Comments to the Authors:

Please note here if the review is uploaded as an attachment.

Reviewer #1: The authors performed single-cell RNA-seq and ATAC-seq in ovaries of the brine shrimp Artemia franciscana, a species with ZW sex chromosomes. Using the well-annotated cell atlas of Drosophila melanogaster, they show that reproductive cell types are well conserved across arthropods. Although the Z chromosome appears to be dosage compensated in somatic cells, where it has approximately equal expression as the autosomes, its expression is downregulated in germline cells. The reduced Z expression is consistent with a lack of dosage compensation in the germline and may also reflect sex-chromosome repression analogous to the MSCI that occurs in mammals.

Overall, I find this to be a well-written manuscript with clear results. It adds to our knowledge of reproductive system organization and sex chromosome gene expression using state-of-the-art methods in a non-model arthropod. Thus, it is a valuable contribution to the field, which consists mainly of studies in Drosophila and, to a lesser extent, Lepidoptera and Daphnia. The only part of the manuscript that I found difficult to understand was the section "Downregulation of the Z chromosome in the germline", which I will comment on below.

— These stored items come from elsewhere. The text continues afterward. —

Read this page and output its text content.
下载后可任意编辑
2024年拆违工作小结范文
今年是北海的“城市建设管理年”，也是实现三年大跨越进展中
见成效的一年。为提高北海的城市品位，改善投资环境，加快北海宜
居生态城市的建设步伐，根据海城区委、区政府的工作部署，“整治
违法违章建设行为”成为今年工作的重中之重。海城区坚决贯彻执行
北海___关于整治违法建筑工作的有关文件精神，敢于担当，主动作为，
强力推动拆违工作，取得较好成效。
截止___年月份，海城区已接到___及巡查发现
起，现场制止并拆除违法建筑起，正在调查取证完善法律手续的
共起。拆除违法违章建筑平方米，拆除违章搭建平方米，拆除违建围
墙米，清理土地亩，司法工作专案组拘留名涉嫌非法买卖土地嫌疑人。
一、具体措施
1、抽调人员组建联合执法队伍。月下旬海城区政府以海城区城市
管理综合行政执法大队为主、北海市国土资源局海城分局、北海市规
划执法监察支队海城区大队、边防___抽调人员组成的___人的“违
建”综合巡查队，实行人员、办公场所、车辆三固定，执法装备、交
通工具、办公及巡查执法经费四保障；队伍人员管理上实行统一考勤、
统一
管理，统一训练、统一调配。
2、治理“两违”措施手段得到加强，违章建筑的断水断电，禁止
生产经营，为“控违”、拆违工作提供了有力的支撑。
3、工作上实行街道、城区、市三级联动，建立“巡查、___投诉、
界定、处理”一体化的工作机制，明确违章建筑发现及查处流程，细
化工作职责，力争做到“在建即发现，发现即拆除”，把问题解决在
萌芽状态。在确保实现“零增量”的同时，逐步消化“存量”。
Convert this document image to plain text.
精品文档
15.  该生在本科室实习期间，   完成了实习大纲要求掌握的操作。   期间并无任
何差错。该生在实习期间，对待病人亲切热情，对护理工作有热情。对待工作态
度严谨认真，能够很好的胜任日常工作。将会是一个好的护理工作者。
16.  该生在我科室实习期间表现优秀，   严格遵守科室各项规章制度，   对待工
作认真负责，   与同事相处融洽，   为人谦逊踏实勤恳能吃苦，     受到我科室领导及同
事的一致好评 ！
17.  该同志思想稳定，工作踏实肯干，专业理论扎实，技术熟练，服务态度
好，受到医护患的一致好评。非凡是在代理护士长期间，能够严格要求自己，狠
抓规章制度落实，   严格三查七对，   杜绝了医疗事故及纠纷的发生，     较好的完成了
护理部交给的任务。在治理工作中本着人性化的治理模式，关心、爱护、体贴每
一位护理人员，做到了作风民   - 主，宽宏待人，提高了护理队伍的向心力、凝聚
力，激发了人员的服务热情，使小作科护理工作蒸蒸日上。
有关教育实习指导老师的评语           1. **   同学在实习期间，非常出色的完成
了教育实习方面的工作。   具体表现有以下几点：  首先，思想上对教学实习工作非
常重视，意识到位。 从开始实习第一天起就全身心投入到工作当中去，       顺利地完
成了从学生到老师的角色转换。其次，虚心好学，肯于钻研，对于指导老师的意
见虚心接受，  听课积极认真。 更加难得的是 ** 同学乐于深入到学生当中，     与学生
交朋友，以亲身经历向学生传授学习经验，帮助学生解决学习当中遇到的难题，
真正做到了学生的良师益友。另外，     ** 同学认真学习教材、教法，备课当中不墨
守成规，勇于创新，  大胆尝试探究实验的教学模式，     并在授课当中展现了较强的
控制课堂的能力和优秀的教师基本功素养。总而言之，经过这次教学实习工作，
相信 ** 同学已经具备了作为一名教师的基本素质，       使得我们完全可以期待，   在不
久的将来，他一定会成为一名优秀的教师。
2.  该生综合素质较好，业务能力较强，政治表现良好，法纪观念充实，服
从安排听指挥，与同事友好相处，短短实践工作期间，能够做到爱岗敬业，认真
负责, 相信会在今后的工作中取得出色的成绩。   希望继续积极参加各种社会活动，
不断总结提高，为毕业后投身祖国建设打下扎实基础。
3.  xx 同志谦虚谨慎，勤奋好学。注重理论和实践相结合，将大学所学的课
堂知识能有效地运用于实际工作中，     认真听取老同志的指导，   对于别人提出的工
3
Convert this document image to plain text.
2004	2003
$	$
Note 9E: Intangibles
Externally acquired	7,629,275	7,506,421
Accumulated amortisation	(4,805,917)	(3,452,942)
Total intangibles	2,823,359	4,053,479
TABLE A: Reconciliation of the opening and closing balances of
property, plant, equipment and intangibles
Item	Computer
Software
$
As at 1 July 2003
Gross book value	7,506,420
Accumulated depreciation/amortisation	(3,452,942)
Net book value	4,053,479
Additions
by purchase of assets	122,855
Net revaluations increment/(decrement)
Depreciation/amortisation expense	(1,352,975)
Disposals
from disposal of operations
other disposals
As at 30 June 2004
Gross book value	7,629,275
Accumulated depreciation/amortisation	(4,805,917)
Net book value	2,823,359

1. I am confused by the classification scheme presented in lines 295-300. After going over the 3 bullet points multiple times, I think there are several mistakes:

a) The first bullet point uses "log2(S0/Auto)", while the others use "S0/Auto". I assume it should be log2 in all cases, since some of the values given are negative.

b) In bullet point 2, the "and" statement doesn't make sense, because both percentile cutoffs are based on S0/Auto. Should the second part be "somatic/2".

c) Also in bullet point 2, should the first value be "<= -0.91", which would match the value in the first bullet point?

2. If I now understand the classification scheme as corrected above, it is rather conservative in classifying "Lack of DC" relative to "Complete DC", and "Repressed" relative to "Lack of DC". This is because the authors use an approach that essentially applies a 5% false positive rate to the first category in each comparison. I understand that this is a conservative approach and should not have a large effect on the statistical analysis that compares proportions between cell types with a chi-square test (although might reduce power in cases where there are a small number of cells in a category). However, it may give misleading results in terms of the percentage of cells in each category as given in lines 303-307. I don't think the authors need to change the way the results are presented in the text/figures, but they should acknowledge in the text that their approach will underestimate the percentage of genes in the "Lack of DC" and "Repressed" categories. Maybe they could add a supplemental figure similar to figure 5, but using more relaxed (albeit arbitrary) definitions that don't rely on outliers to an empirical distribution. For example (on a non-log2 scale),

Complete DC: S0/Auto > 0.66

Lack of DC: S0/Auto < 0.66 and S0/Auto > 0.33

Repressed: S0/Auto < 0.33

3. The above classification is also confusing, because the authors consider a log2(S0/Auto) > -0.91 as "complete" dosage compensation. However, at the low end this means the X has only slightly higher than half the expression of the autosomes. It might be better to consider this "Complete or partial DC".

Minor points

line 20: "Melanogaster" should not be capitalized

line 87: I don't think "Meiotic" needs to be capitalized here. Similarly, "Meiosis" does not need to be capitalized in line 181.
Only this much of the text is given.